Ancient forests (old forests that have never been cleared or seriously damaged) are increasingly rare. Once an ancient forest is gone, it will never grow back to contain the variety of plant and animal life that it had before. But secondary forests (forests that have been damaged but are growing back) can provide many of the same resources as ancient forests if they are allowed to grow and maintain biodiversity. And forests planted by people and managed well can also provide many resources to support community health.

A healthy forest takes a long time to grow, but there are things you can do to give it a good start. Controlling erosion, preparing the soil, and planting native trees or trees that are appropriate to your area will help a forest grow well. Following the natural order of tree growth in forests is another way to help produce a healthier forest (see Chapter 11).

Is planting trees always helpful?

Before beginning a community reforestation project, be sure it will meet the needs of your community and your local environment. Trees may compete with crops for limited water and land. Sometimes it is too much work to care for young trees in harsh environments. Planting trees where they cannot or will not be cared for leads to failed projects and dead trees.

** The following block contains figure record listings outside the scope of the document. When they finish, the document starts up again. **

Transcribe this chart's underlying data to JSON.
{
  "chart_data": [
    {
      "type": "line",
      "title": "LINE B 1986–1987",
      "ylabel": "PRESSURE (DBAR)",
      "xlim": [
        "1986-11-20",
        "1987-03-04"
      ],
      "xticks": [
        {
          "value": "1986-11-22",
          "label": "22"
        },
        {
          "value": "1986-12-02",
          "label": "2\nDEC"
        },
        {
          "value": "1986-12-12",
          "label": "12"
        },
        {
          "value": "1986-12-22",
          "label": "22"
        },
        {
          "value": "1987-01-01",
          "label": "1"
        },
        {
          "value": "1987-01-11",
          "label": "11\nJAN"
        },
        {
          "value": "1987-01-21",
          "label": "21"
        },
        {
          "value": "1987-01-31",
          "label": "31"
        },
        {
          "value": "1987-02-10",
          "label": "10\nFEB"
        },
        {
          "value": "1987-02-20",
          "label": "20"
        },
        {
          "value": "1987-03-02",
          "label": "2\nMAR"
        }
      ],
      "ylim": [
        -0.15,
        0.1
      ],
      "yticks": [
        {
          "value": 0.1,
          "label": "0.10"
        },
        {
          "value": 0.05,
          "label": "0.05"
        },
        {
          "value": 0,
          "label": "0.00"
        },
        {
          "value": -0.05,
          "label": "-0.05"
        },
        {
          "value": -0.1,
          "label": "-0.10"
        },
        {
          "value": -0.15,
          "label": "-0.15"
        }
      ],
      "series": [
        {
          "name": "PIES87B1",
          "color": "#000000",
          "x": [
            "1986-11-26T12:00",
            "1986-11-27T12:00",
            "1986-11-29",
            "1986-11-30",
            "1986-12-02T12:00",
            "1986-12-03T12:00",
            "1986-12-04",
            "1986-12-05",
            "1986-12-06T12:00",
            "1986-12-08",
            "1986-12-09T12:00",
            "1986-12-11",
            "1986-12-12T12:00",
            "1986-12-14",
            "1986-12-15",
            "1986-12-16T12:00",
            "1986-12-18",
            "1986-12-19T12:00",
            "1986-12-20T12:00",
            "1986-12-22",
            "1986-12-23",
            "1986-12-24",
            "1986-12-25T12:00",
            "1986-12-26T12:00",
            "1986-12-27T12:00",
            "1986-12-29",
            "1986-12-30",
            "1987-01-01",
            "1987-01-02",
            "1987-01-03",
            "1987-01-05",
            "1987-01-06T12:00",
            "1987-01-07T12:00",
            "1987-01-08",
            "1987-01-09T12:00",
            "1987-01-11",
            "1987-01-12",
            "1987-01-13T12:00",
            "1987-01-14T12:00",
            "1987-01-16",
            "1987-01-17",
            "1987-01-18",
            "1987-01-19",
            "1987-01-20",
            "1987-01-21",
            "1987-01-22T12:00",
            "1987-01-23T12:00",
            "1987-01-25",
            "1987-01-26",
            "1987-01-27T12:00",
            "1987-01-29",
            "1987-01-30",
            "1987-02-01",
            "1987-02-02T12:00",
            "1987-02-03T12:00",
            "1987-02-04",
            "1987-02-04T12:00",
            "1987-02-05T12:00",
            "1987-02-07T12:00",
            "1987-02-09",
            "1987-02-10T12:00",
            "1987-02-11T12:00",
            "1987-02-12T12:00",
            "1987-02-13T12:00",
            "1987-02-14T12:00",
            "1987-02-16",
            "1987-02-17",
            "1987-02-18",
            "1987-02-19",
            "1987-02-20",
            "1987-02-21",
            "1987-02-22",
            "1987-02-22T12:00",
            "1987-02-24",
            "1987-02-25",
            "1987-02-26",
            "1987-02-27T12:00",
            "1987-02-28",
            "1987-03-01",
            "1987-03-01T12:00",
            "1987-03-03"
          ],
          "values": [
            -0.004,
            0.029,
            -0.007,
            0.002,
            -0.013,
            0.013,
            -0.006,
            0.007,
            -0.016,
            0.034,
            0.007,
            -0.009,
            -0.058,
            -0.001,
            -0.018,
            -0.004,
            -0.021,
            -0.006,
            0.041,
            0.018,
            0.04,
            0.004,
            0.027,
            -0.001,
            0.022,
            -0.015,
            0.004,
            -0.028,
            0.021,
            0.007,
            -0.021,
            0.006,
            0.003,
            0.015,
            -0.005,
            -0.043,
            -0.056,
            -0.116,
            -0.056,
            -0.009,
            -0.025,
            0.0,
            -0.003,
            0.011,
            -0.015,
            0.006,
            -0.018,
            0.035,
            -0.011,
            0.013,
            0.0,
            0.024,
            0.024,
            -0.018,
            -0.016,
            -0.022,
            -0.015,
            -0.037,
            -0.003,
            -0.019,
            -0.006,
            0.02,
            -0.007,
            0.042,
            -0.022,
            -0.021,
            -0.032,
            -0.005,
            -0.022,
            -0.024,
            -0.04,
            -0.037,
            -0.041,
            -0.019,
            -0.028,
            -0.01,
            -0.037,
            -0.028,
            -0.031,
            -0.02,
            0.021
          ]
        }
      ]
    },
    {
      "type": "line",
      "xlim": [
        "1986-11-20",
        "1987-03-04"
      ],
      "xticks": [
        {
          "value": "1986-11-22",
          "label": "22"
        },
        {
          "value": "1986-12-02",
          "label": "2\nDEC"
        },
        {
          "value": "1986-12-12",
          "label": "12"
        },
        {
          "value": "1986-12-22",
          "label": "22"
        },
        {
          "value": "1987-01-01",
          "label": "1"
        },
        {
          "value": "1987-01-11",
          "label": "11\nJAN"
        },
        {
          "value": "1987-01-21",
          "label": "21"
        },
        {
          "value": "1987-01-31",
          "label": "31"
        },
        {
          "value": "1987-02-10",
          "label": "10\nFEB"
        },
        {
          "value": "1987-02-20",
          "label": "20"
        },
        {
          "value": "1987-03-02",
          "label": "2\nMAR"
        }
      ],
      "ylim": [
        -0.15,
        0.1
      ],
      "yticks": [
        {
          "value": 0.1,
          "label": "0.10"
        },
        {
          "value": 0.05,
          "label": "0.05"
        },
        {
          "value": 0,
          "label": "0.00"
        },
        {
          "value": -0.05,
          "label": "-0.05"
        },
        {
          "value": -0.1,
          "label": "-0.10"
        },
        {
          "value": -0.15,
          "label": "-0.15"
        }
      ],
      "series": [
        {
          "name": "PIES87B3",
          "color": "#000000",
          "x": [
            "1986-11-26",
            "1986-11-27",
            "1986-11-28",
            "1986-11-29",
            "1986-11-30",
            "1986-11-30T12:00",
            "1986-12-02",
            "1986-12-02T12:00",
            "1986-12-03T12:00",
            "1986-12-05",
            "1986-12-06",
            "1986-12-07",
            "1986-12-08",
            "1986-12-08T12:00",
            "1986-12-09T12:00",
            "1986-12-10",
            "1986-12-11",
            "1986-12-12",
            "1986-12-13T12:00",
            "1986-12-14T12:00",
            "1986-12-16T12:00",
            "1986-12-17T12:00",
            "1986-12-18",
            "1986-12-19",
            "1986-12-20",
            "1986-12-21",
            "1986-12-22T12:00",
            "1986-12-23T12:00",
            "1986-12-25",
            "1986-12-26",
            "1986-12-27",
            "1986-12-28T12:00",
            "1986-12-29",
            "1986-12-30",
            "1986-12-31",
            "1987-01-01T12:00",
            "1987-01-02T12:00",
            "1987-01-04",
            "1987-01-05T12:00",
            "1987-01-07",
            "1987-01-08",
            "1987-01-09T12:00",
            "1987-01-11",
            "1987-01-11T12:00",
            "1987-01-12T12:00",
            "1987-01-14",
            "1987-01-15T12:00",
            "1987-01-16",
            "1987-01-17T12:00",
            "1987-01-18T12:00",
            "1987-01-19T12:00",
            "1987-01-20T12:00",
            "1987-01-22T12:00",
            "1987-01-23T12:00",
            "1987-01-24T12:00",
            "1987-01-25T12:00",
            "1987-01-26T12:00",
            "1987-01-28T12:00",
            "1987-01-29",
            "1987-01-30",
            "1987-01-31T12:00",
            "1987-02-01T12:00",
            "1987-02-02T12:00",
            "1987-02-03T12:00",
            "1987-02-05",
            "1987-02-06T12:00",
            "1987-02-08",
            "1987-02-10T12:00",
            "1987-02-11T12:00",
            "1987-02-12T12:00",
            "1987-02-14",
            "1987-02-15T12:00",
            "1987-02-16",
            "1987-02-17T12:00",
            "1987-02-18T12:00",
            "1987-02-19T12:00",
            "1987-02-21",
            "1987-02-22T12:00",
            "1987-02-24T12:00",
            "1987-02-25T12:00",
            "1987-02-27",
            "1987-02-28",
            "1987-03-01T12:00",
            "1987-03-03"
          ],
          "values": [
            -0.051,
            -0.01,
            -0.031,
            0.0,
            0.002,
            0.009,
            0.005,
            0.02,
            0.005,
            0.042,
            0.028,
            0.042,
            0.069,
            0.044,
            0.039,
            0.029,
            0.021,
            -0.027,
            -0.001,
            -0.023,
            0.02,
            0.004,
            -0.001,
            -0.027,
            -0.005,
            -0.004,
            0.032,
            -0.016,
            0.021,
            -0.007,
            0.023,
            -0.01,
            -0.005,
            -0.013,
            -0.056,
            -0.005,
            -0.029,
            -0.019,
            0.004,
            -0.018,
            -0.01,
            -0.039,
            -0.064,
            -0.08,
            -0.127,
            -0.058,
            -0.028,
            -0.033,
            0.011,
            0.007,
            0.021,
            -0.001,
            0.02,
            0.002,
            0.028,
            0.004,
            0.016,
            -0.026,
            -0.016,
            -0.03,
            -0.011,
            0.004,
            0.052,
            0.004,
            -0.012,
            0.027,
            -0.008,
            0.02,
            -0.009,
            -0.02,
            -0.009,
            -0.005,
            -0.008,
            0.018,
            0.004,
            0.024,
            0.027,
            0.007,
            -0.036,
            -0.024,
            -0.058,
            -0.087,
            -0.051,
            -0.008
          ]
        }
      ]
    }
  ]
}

If your community relies on forest products, such as timber or fruit, planting trees may be a good way to quickly bring back forest resources. If your community mainly relies on the forest for providing hunting grounds or protecting soil, air, and water, then you may benefit more by protecting areas of land from being used while trees regrow on their own.

Forests are not right for all places. Few trees grow naturally in deserts, marshes, or grasslands. If people try to plant trees in these places it may disturb the balance of plants and animals. But in other places where there are few trees, such as in cities and towns, planting trees along roads, near factories, and in parks may greatly improve the health and well-being of the community.

Who owns the land, and what are the laws?

If you want to reforest land and use its products later, be sure you will be allowed to use the forest once it is grown. Knowing who legally owns the land and getting permission before planting trees can help avoid problems later. Land that once was poor and barren will become valuable once it is covered by healthy forest. Also, some places have laws that prohibit people from cutting or using certain trees, even if they planted them themselves. Find out if there are such laws where you live.

Different trees meet different needs

The kinds of trees planted should be decided based on what people in the community need and want.

People sit together and discuss.
If we want a place to relax and enjoy...
...we should plant shade trees in a public place, like a park.
But we also want to protect our water supply...
...so we should plant slow-growing trees along rivers and around springs.
People sit together and discuss.
We need to prevent erosion...
...we can plant trees with deep roots on bare hillsides where the forest was cut down.

People sit together and discuss.

What about firewood, lumber, or animal fodder for the community?
We can plant a mix of trees on common land for everyone to use.
I would like food, medicine, and animal fodder for my family...
...so we will plant a mix of trees close to the house.
Although it may take time and patience, by using everyone’s knowledge and considering everyone’s needs, a good plan can be made for the whole community.